Stanley laughed, a squeaky, hoarse, chittering laughter, breathlessly tried to say something as we lifted and heaved him upward, like necessary horseplay. When you’re eighty, it’s okay to giggle before mass starts, before you put on your reverent face and bless yourself to say prayers in Polish. Laughter is needed most when you consider whether you’ll be here for next Christmas or the one after because you know you’re just getting older, and life is getting shorter. Mortality winking.
Smell the incense. It’s time to be reverent. Time to get serious and consider your sins and what they mean. What’s the big picture look like after you’ve checked out? Is Heaven really there? No one can be sure. No one can be sure.
My father cried when they closed Saint Stanislaus. Budgetary constraints and a dwindling number of priests and dwindling parishioners and, we thought, no reverence for tradition at the Bishop’s office. Who needs a Polish church? The bells went silent, the paintings of Polish saints had no one on whom to gaze. No giggling old men or rushing altar boys, no Polish hymns, no priests with fleeting memories of Krakow, no cigars at the rectory, no holupki dinners in that damp basement.

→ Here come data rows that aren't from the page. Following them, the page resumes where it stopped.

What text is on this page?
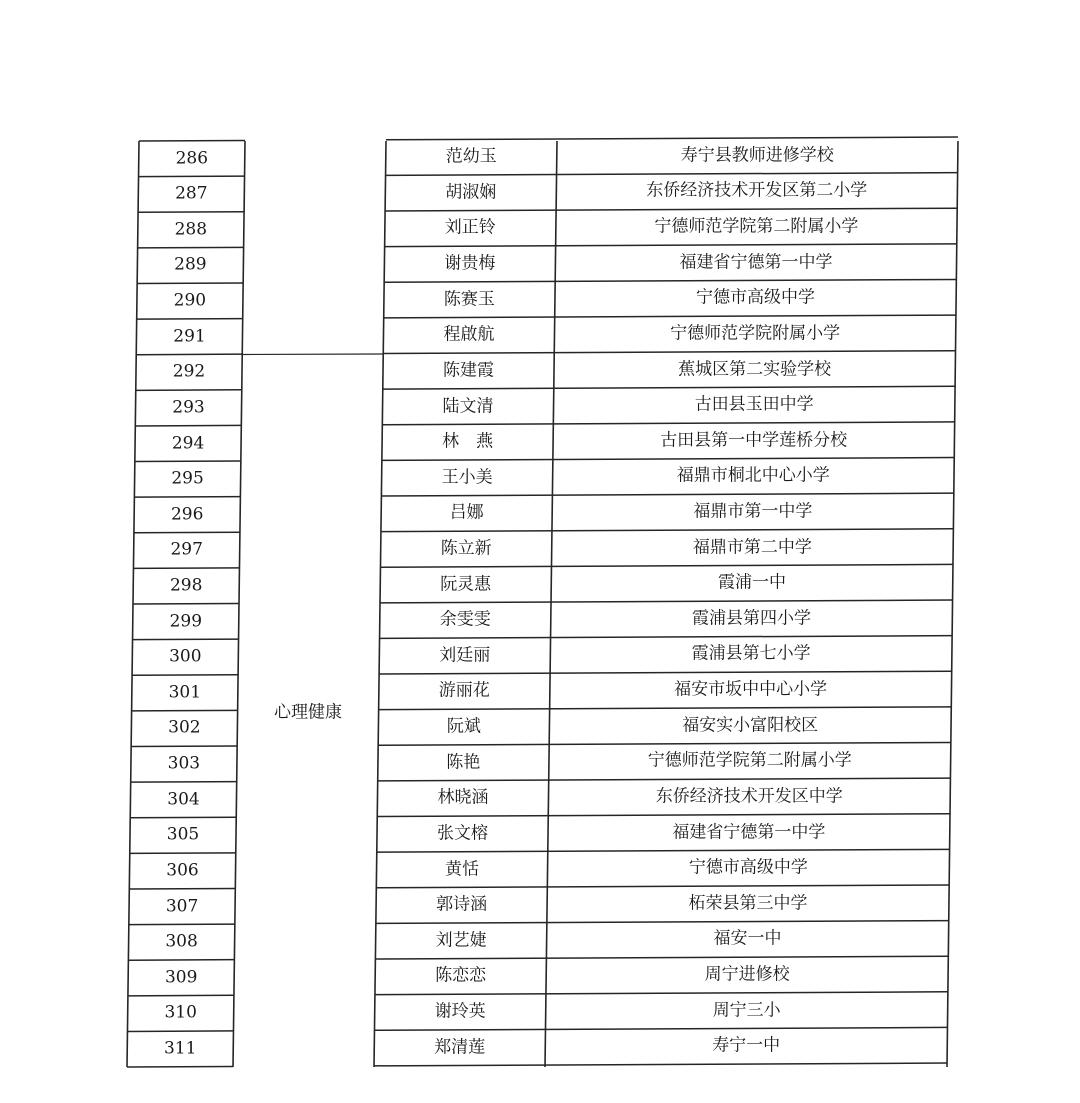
心理健康
286	范幼玉	寿宁县教师进修学校
287	胡淑娴	东侨经济技术开发区第二小学
288	刘正铃	宁德师范学院第二附属小学
289	谢贵梅	福建省宁德第一中学
290	陈赛玉	宁德市高级中学
291	程啟航	宁德师范学院附属小学
292	陈建霞	蕉城区第二实验学校
293	陆文清	古田县玉田中学
294	林　燕	古田县第一中学莲桥分校
295	王小美	福鼎市桐北中心小学
296	吕娜	福鼎市第一中学
297	陈立新	福鼎市第二中学
298	阮灵惠	霞浦一中
299	余雯雯	霞浦县第四小学
300	刘廷丽	霞浦县第七小学
301	游丽花	福安市坂中中心小学
302	阮斌	福安实小富阳校区
303	陈艳	宁德师范学院第二附属小学
304	林晓涵	东侨经济技术开发区中学
305	张文榕	福建省宁德第一中学
306	黄恬	宁德市高级中学
307	郭诗涵	柘荣县第三中学
308	刘艺婕	福安一中
309	陈恋恋	周宁进修校
310	谢玲英	周宁三小
311	郑清莲	寿宁一中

How do you remain reverent when they take away the thing you revere? We wondered about that then. We did. But the bells were silent, and we didn’t have an answer. St. Stanislaus stood alone, empty, cold, waiting.
My father’s funeral was in a different church. It was not the church he revered where his life had unfolded, not Saint Stanislaus Kostka where he’d watched his children suffer the waters of baptism. But he did manage to get a spot at Saint Stan’s cemetery, not far from Father Ted. It means something, right? And he will wait there, like the church of his youth, alone, waiting for Paradise, or something. We had to leave him there that day, and I thought, no, we can’t, it’s too cold. It’s February. He’s gonna be cold.
A building is just a building, you say, brick and mortar, wood and metal. Belief is lifted by a chilly, biting breeze, and it can blow away, snatched up by time. We cannot ensure things will stand; we ourselves will not be indestructible, though we want to be. We cannot hold fast to man-made cathedrals or altars. And we cannot hold fast to people. They are hymns, lyric and melody in the ether, a memory to believe, to reach for, to make real, somehow. How is it that things disappear, so that we can no longer touch them?
Three bells echo off the hills, part of a black and white world where altar boys still shout and laugh. At times, perhaps, we can conjure the color, the red cassocks, the worn wood of the belfry, white cigar smoke that floats outside the church, smoke that will finally cool and join whatever else hovers there, invisible, gone, forgotten. Gone for good, we think. Gone for good.
Mostly, you have disappeared. We can’t see you anymore.